Epoch Times CFO charged in $67M crypto money laundering plot

Falun Gong, Epoch Times, and Shen Yun

  • Many commenters were surprised or disturbed to learn/recall that Epoch Times is closely tied to Falun Gong and also runs Shen Yun.
  • Several describe the paper as far‑right, conspiratorial, and full of bigoted or hateful rhetoric, especially in Chinese-language editions targeting diaspora communities.
  • Others note that Falun Gong members also peacefully protest CCP repression, and that both “cult-like” behavior and genuine persecution (e.g., organ harvesting allegations) may be true.
  • There is disagreement over how much to trust Falun Gong claims, given both CCP disinformation campaigns and Falun Gong’s own propaganda and political alliances.

Alleged laundering scheme details

  • Key mechanism described from the indictment:
    • Fraudsters obtained prepaid debit cards funded by crimes, e.g., unemployment benefits using stolen identities.
    • These “crime proceeds” were sold at a discount for cryptocurrency.
    • Epoch‑linked entities allegedly bought the cards, pushed funds through many accounts (some opened with stolen identities), and re‑introduced them as donations/subscription revenue.
  • Some see it as straightforward, unsophisticated money laundering that was bound to be caught.
  • Others stress Epoch didn’t appear to commit the original benefit fraud but knowingly bought tainted funds, which still constitutes money laundering.

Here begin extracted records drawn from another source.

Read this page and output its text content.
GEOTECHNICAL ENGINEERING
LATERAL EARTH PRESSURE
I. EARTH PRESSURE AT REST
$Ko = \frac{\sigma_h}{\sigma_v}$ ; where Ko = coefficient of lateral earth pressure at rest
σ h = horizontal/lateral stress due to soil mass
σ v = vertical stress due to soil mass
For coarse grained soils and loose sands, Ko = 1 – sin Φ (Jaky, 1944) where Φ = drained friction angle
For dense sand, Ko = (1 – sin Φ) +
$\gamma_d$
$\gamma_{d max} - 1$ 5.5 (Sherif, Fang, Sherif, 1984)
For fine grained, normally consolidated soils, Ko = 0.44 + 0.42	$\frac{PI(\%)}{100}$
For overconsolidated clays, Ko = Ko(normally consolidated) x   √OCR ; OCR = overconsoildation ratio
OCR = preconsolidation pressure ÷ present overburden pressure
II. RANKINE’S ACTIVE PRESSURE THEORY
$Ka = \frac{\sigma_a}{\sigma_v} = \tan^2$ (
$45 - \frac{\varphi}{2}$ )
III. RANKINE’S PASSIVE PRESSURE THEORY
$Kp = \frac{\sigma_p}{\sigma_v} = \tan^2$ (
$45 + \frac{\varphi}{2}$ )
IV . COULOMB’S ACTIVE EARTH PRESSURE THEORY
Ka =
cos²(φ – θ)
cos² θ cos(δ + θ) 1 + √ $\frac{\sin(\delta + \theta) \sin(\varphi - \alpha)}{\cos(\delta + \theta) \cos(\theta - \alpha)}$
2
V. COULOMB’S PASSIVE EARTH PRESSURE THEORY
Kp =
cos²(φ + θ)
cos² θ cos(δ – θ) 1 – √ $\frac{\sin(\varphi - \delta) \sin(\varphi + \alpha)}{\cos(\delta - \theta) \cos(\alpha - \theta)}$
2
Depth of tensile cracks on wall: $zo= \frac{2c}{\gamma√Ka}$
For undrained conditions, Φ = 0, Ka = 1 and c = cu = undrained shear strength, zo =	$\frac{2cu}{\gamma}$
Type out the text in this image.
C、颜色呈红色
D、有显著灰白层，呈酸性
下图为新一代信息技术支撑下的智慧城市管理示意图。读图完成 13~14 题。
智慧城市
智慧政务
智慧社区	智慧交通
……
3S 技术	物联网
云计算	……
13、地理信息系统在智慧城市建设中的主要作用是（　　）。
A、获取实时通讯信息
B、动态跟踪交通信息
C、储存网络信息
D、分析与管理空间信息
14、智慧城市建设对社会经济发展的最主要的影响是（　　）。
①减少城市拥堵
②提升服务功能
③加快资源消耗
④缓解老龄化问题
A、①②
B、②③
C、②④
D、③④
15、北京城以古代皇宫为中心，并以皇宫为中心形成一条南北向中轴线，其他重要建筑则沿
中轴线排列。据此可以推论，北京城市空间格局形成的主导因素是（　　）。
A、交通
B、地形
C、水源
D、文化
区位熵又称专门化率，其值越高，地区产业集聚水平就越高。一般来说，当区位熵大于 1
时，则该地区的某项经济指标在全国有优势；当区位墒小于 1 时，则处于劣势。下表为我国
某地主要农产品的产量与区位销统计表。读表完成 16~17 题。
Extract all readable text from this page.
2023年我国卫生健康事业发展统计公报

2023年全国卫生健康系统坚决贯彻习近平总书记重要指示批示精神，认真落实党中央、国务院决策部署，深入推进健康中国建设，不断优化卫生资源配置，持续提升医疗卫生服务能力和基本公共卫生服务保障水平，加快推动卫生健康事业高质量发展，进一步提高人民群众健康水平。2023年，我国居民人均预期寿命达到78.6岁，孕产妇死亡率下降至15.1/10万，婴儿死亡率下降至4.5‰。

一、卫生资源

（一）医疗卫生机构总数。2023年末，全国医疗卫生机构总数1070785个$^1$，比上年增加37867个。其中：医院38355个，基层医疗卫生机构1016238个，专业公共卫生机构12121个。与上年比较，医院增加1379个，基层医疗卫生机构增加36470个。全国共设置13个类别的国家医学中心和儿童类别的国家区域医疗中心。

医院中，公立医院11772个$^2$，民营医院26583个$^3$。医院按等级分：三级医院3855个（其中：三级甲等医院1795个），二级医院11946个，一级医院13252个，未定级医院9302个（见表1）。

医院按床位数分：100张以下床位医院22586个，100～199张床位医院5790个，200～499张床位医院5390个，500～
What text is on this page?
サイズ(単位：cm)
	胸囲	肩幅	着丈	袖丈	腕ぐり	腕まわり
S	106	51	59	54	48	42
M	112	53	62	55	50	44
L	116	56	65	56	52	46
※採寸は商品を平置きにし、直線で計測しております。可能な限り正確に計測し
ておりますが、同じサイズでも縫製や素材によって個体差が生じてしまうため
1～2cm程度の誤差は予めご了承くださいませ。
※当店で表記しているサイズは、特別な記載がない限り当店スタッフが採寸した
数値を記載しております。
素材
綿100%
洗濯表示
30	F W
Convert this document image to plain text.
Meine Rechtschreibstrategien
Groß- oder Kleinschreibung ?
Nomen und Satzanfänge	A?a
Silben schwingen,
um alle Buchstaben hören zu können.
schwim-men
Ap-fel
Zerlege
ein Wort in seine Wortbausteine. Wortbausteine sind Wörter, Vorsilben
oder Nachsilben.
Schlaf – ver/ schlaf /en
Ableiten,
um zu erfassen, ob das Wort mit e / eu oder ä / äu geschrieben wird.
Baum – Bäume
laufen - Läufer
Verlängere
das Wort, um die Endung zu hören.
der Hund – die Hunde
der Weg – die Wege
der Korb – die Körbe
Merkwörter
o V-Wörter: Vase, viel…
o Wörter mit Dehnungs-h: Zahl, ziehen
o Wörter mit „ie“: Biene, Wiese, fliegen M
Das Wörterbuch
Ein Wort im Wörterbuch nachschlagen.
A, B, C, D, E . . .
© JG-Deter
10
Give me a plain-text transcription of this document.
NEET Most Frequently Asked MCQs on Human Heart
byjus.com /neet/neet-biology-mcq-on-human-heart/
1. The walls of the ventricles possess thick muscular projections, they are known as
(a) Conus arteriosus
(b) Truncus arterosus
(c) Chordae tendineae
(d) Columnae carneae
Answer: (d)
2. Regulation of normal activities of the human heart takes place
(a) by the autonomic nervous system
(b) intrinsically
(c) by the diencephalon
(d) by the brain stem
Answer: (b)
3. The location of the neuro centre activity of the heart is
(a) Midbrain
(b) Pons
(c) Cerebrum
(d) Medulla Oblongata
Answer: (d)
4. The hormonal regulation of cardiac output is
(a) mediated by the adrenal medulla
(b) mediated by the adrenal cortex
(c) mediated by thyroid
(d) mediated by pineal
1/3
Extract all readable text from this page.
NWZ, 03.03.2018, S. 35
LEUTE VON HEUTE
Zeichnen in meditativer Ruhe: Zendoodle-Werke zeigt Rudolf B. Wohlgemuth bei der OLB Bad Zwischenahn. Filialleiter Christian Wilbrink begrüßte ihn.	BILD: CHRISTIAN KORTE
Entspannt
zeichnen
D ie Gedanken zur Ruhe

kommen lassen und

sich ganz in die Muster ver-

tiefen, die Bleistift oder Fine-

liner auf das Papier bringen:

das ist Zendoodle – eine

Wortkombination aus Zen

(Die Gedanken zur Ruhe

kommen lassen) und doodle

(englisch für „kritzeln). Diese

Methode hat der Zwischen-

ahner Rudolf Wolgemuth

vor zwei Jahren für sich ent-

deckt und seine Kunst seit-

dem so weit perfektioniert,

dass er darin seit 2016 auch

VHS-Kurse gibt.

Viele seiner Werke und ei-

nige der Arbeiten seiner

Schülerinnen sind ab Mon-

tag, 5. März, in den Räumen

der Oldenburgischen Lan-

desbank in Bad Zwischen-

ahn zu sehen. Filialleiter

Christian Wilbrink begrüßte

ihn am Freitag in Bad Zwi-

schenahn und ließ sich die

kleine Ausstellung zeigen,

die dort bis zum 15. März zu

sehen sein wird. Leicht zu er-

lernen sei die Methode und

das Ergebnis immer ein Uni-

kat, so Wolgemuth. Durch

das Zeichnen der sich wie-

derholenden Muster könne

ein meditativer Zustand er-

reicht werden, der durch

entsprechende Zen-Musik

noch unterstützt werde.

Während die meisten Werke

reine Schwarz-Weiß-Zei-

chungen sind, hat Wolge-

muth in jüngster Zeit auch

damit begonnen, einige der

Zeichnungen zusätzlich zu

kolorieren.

Debate on money laundering laws and anonymity

  • One side argues AML/KYC is overbroad, ineffective (citing claims of <0.1% impact), and mainly harms innocents (e.g., small businesses locked out of accounts), while enabling prosecutions without proving an underlying crime.
  • The opposing view:
    • Using stolen identities and anonymous accounts is itself the crime.
    • AML is analogous to anti‑fencing laws; it’s legitimate to criminalize handling obviously tainted funds.
    • Transparency and prosecuting launderers help maintain confidence in the financial system.
  • There is philosophical disagreement over whether anonymous bank accounts should be legal and how far responsibility for crime chains should extend.

Crypto’s role: scams vs legitimate use cases

  • Several commenters claim crypto’s only real functions are scams and money laundering, seeing this case as another example.
  • Others list uses traditional finance allegedly serves poorly or censors:
    • Buying drugs or performance‑enhancing substances online in structured marketplaces.
    • Payments to controversial figures (e.g., whistleblowers) or to people in sanctioned/hostile jurisdictions.
    • Protecting savings or business operations in high‑inflation or capital‑controlled countries; some from such countries say crypto is indeed used in practice, others say locals prefer USD/EUR and standard remittances.
    • Hedging against central bank policy or “oppressive” financial surveillance.

Technical and regulatory debate: crypto vs banks

  • Pro‑crypto arguments:
    • Fast, cheap cross‑border transfers (on some chains).
    • Better self‑custody, hardware‑key security, and avoiding SMS‑based 2FA and card‑number leaks.
    • T+0 settlement and asset tokenization as innovations.
  • Skeptical responses:
    • Many of these are already solved or nearly solved in well‑regulated banking systems (e.g., UK/EU instant payments, chip‑and‑PIN, chargeback and fraud protections).
    • Crypto transaction costs, UX complexity, and irreversibility make self‑custody risky for normal users.
    • Permissionless blockchains are seen by some as technically inferior and vastly more resource‑intensive than permissioned consensus, with their main differentiator being the ability to bypass regulation and law enforcement.

Miscellaneous

  • Some note that importing “a crazy cult” predictably leads to shady business activity.
  • The indictment’s narrative style is criticized by a few as over‑dramatizing ordinary financial flows; others respond that using stolen identities and laundering is inherently harmful.
  • The thread attracted obvious spam posts advertising “crypto recovery” services.